I am a huge fan of this thing called “break”.
Waking up without an alarm clock after eight hours of restful sleep. Thinking “What do I want to do today” instead of “How many items can I knock off of my gazillion lists before the day’s out?”
Having time to spend with friends and family so my sister tells me every single day: “You are so much nicer and happier now”. I had no idea what a monster school made out of me.
I may be over sugar and cookies, but I am not ready to say goodbye to the holiday spirit. No siree. I am going to savor every moment for as long as I can.
Days like yesterday. I puttered around half the morning before bundling up and heading out in the sub-freezing temperatures for a run. I kept my mind off my frostbitten nose by planning a warm, nutritious breakfast. Then I ran harder to get back home and into the kitchen.
My vision of Cranberry Chai Baked Oatmeal was whipped up and baking away quicker than the drive-through at Dunkin Donuts to cash in my brand spanking new gift card. Thank you, Aunt Robin. That large coffee was the perfect accompaniment to the delicious smells of winter spices and orange zest wafting from the oven.
Breakfast was everything I hoped for and much more. I “mmmed” at every bite and felt so good making two healthy decisions that morning. It was the perfect balance for spending the rest of the day with friends, sprawled on the couch and eating chocolate covered strawberries.
My free days are fleeing by and there won’t be many more days to drink in the joys of life, of family and friends. So right now, I’m just going to be thankful. And savor every delicious bite.
Chocolate-covered strawberries and oatmeal alike.
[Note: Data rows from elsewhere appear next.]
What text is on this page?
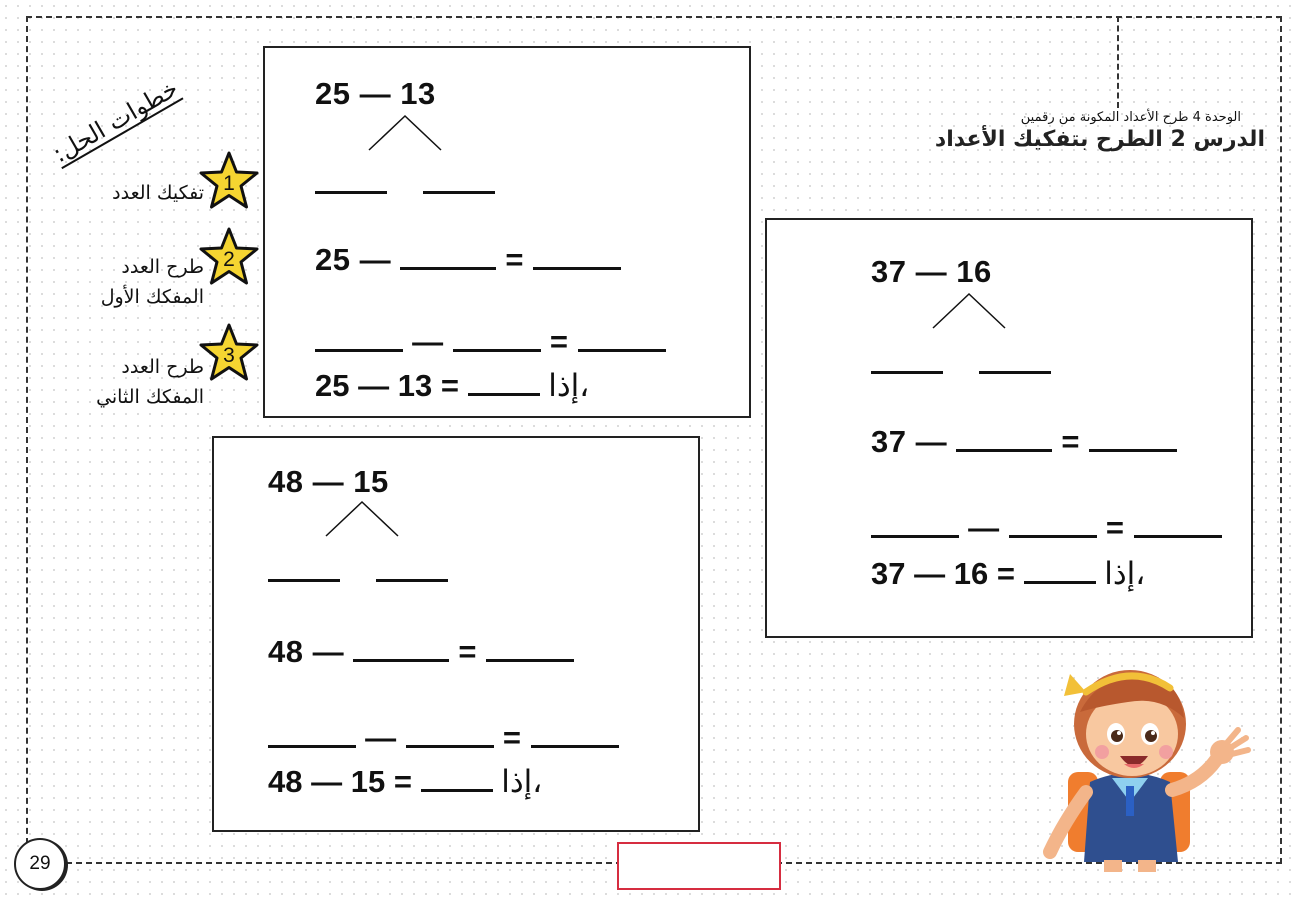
الوحدة 4 طرح الأعداد المكونة من رقمين
الدرس 2 الطرح بتفكيك الأعداد
خطوات الحل:
1
تفكيك العدد
2
طرح العدد المفكك الأول
3
طرح العدد المفكك الثاني
25 — 13

25 —	=
—	=
25 — 13 =	إذا،
37 — 16

37 —	=
—	=
37 — 16 =	إذا،
48 — 15

48 —	=
—	=
48 — 15 =	إذا،
29
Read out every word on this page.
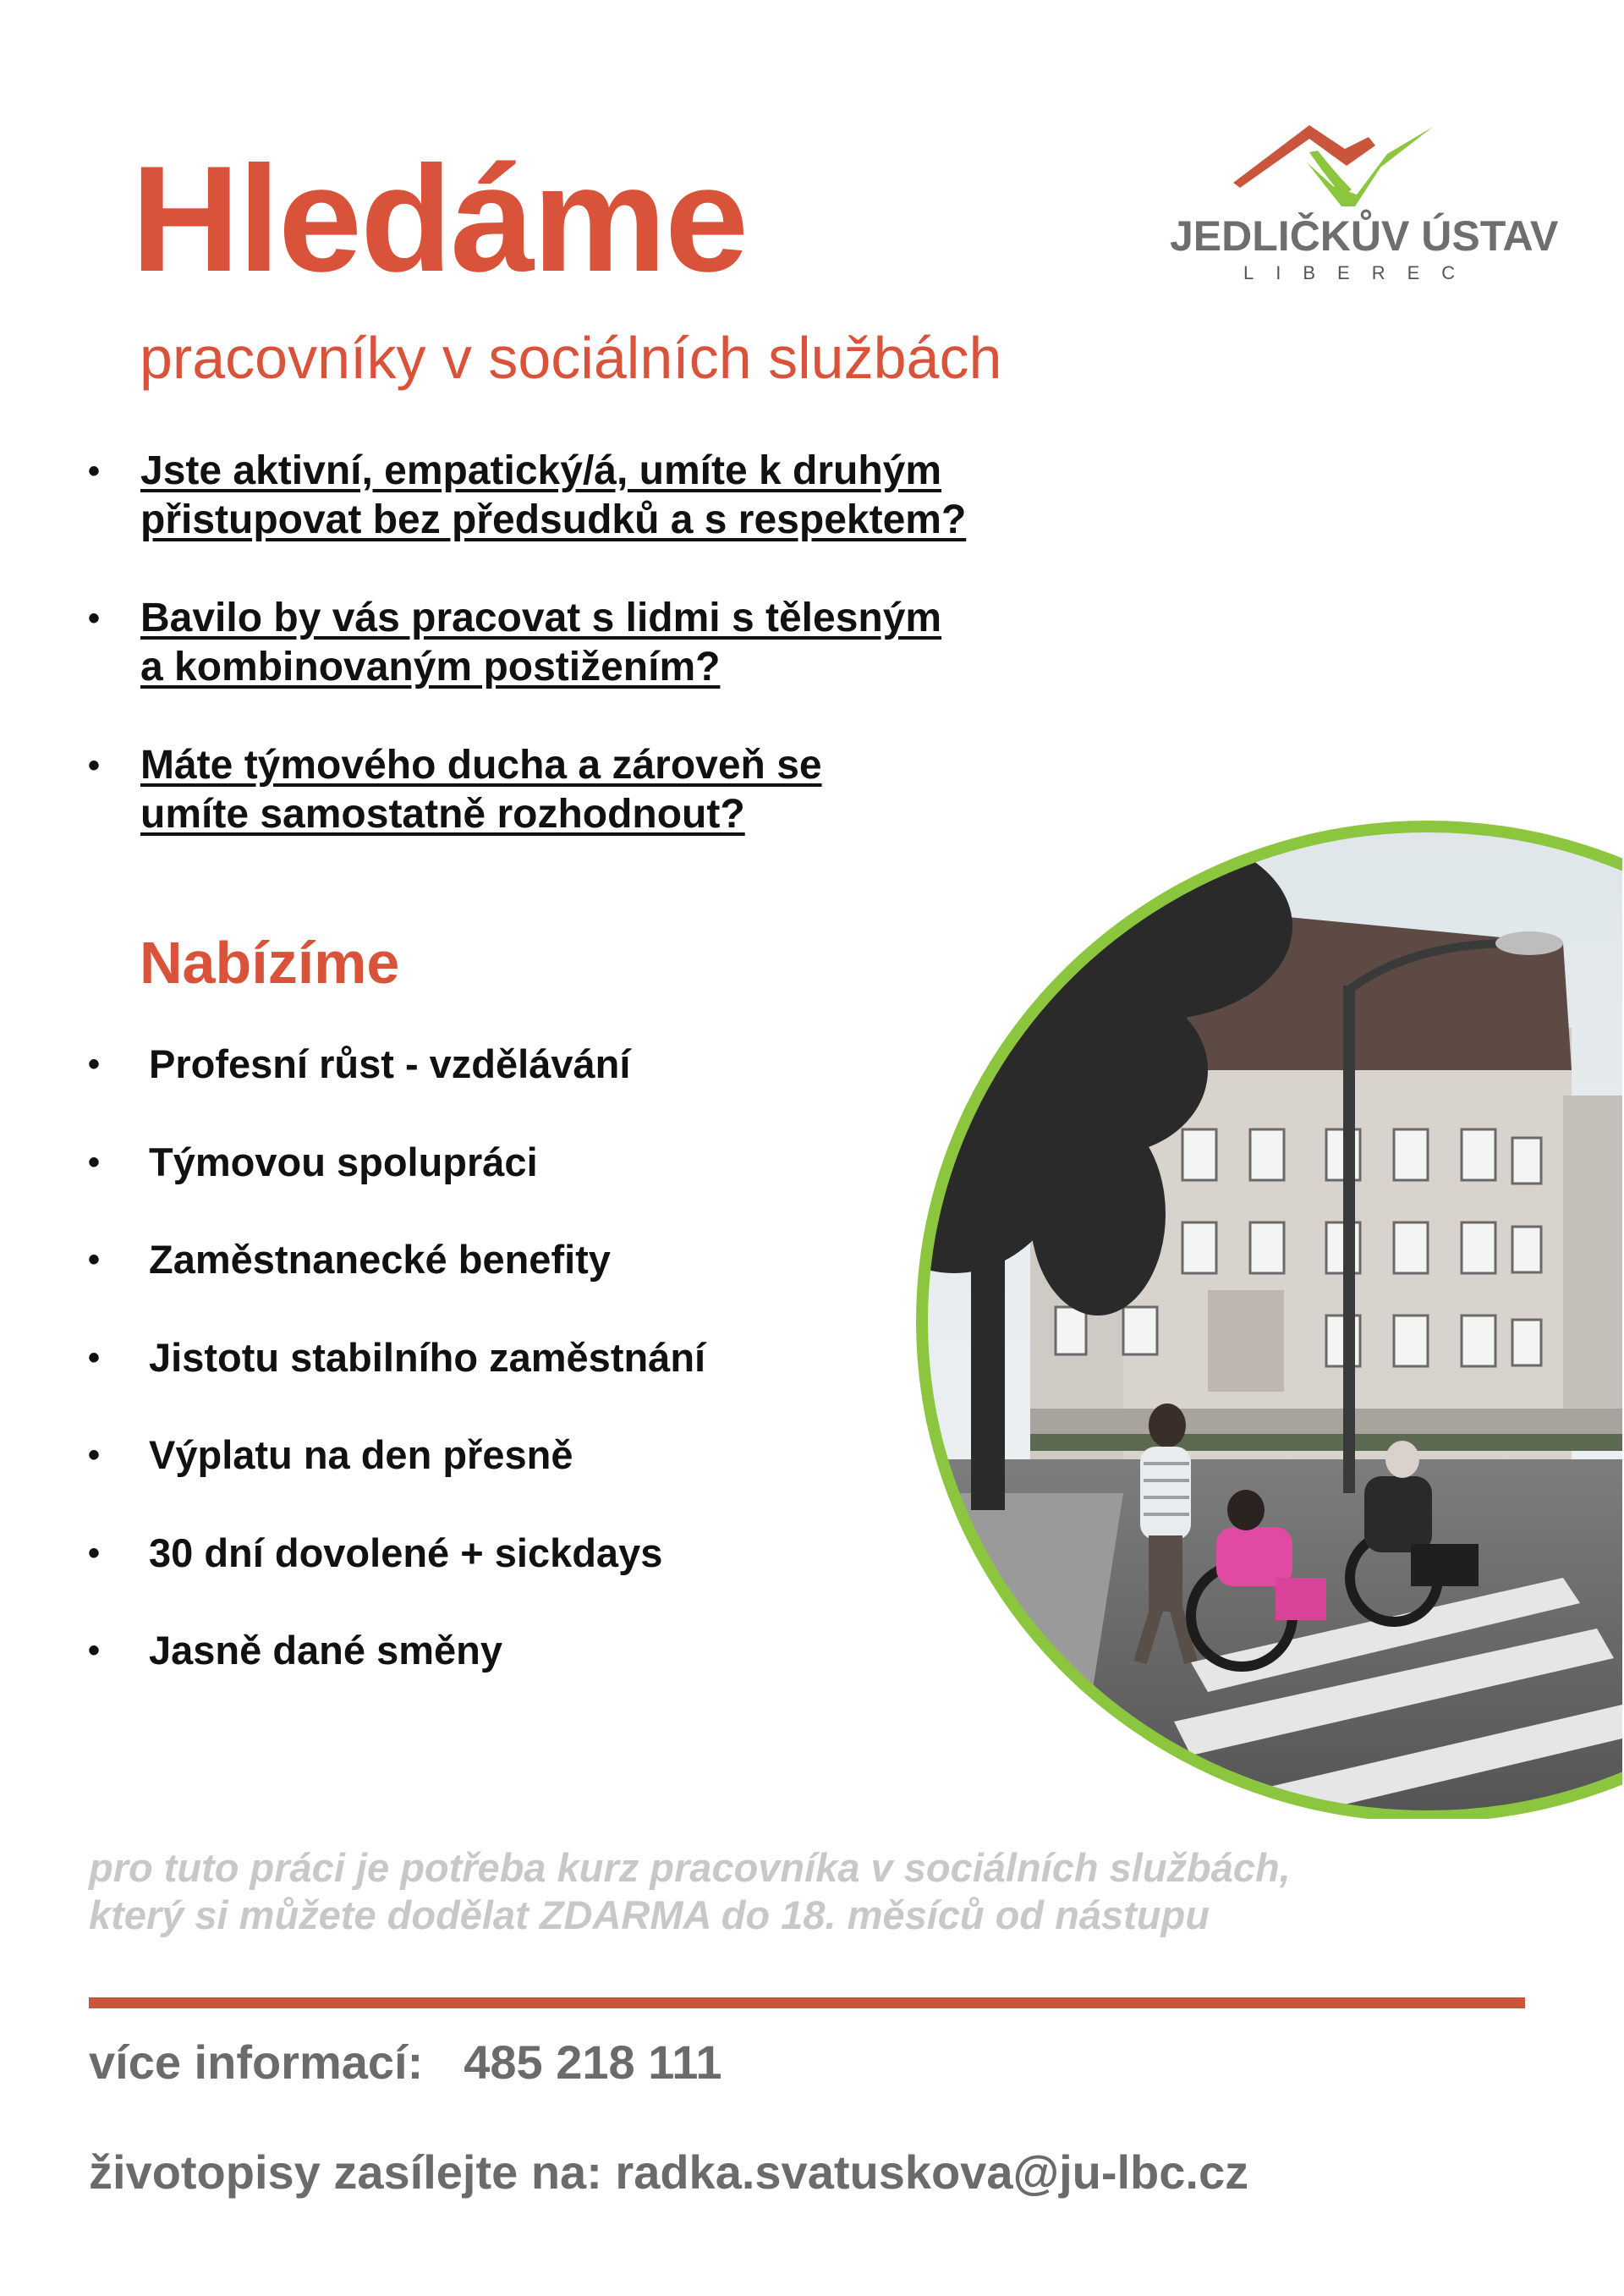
Hledáme
pracovníky v sociálních službách
JEDLIČKŮV ÚSTAV
LIBEREC
• Jste aktivní, empatický/á, umíte k druhým
přistupovat bez předsudků a s respektem?
• Bavilo by vás pracovat s lidmi s tělesným
a kombinovaným postižením?
• Máte týmového ducha a zároveň se
umíte samostatně rozhodnout?
Nabízíme
• Profesní růst - vzdělávání
• Týmovou spolupráci
• Zaměstnanecké benefity
• Jistotu stabilního zaměstnání
• Výplatu na den přesně
• 30 dní dovolené + sickdays
• Jasně dané směny
pro tuto práci je potřeba kurz pracovníka v sociálních službách,
který si můžete dodělat ZDARMA do 18. měsíců od nástupu
více informací: 485 218 111
životopisy zasílejte na: radka.svatuskova@ju-lbc.cz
Cranberry Chai Baked Oatmeal~ serves one ~
- 1/3 c. water
- 1/3 c. vanilla almond milk
- 1 Chai tea bag
- 1/2 c. oats
- 1/4 t. baking powder
- pinch of salt
- 1 T. ground flax
- 1/2 banana, mashed*
- 1 t. vanilla extract
- 1/3 c. chopped cranberries
- orange zest
- stevia to taste
- Preheat oven to 375 and spray a ramekin with cooking spray.
- In a small saucepan, heat water and milk with tea bag until it simmers lightly. Remove from heat and allow tea bag to steep for a few minutes. Remove bag, squeezing to release flavor. Stir in remaining ingredients.
- Pour batter into prepared ramekin and bake until a toothpick inserted comes out clean, about 40 minutes. Serve with honey, maple syrup, or jam.
* The banana is to bind the batter together. If you’re not a banana fan, you can substitute either one whole egg or 1/4c. unsweetened applesauce.
I’m going to make this tomorrow morning so I can feel okay about my last hurrah, snacking all night and ringing in the New Year. It’s all about balance, folks.